I'm sorry, but you are simply contradicting yourself here. Earlier you write something like "$X causes inflation", and since you have yet to really spell out what your X is, I assume you mean X = "increase of the money supply, i.e. M in the equation MV = PQ". If this assumption is wrong, I gladly stand corrected and we can discuss what you really mean. But given the assumption, the claim that "increase of M implies increase of P" denies the possibility that the adjustment in the equation happens via a change in V or Q.

No it does not. For instance, assume that M=V=P=Q=1. That us assume that M is increased to 2, then the equation would still be satisfied by V=P=Q=2. Note how nothing is constant with that solution.

Another note: You have always been talking about a causality from M to P. How do you know there isn't actually a causality from P to M?

After all, when the price level rises, businesses and people both apply for, and can justify, larger loans. That in turn increases the money supply M1 (remember that M1 is essentially sum of deposits, and an increase in the volume of loans implies an increase in the volume of deposits). Just more food for thought...

This is quite possible, and probably happens all the time.

I know this is hard to stomach, but the fact that the central bank will always lend to banks that have their balance sheet in order according to capital regulations is not a contested claim in economics. In fact, this "lender of last resort" purpose was historically a big reason for why central banks were created in the first place. Yes, you can read about it on Wikipedia.

The motivation for that setup is to draw a clearer distinction between insolvency and illiquidity. For non-financial firms, those two are usually quite closely related, but financial firms can easily become illiquid even while being solvent, because solvency of financial firms is very hard to judge for market participants - in the end, that's what bank runs are all about. So the original idea was that regulators make sure banks stay solvent, and then supply all the liquidity that may be needed. Of course, this theory is kind of subverted by regulatory capture, but that's a different topic.

Except the over-simplification "having their balance sheet in order", that is exactly how I understand it works. It doesn't contradict anything I said. But if you think banks can *always* use the central bank as an owner of last resort, even if they have no deposits at all, you would have a hard to explaining why banks crash at all.

Most importantly, they can always borrow from the Fed, and this view also applies to the entire banking system as a whole.

If this was true, no bank would ever crash (but the state would, eventually). I have tried to find the exact requirement, but other than the bank has to be "systemic", I haven't found anything. In this country, it works like this: every so often, a bank is inspected. If it does not satisfy the requirements, it will have a period to raise the extra money. If it fails, it will be absorbed a state-owned institution, which attempts to sell off what it can to other parties and wind off the rest.

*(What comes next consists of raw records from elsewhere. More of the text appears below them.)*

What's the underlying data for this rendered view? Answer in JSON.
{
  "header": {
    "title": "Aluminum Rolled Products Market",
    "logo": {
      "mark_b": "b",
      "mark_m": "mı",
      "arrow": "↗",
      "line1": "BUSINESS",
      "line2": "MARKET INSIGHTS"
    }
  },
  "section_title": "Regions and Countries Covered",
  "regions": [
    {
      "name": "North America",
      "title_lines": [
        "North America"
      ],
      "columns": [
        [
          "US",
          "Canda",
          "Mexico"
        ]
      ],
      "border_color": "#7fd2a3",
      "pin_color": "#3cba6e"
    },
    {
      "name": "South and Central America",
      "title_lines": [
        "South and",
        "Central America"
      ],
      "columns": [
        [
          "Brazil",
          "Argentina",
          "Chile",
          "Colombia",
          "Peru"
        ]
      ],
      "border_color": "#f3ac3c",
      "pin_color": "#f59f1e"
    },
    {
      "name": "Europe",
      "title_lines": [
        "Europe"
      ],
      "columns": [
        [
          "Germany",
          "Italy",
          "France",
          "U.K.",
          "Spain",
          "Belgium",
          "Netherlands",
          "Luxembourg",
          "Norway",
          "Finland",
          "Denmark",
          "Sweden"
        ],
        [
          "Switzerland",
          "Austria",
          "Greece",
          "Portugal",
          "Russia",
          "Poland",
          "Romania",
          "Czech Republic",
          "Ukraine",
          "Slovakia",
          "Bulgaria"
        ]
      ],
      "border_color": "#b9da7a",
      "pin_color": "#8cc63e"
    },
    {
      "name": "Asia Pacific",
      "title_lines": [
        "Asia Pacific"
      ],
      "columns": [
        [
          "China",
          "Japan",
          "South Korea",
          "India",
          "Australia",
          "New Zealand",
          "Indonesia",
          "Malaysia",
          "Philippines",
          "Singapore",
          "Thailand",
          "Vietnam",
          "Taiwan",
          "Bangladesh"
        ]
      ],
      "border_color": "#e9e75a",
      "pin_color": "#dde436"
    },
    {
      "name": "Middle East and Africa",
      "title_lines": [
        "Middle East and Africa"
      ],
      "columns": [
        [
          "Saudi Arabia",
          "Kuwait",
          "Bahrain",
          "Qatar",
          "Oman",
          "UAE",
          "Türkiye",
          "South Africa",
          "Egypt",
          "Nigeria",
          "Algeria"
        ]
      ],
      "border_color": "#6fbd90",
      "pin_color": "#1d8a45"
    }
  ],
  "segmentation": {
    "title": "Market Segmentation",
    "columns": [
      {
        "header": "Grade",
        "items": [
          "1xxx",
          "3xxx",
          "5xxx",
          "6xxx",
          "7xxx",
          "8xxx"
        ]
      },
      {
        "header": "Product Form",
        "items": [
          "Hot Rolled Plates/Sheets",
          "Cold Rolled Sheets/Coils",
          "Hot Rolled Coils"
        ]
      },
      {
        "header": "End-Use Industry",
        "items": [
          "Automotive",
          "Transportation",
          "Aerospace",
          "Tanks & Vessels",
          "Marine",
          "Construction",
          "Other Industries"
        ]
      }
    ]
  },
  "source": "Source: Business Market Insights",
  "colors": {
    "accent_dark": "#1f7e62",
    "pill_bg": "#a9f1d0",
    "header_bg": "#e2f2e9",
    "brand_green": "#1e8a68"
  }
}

I sincerely doubt they can always borrow from the Fed without some pretty stiff penalties, prices and/or sacrifices.

They have to pay the discount window interest rate which is higher than the usual interbank interest rate. Whether you consider that "pretty stiff" is up to you, the setting of those interest rates is public data, you can take a look for yourself.

They probably also have to satisfy some criterias. Anyway, so they are paying a penalty, which other banks are not. Everything else being equal, that would make that bank unable to compete, and kill it off as per normal market forces.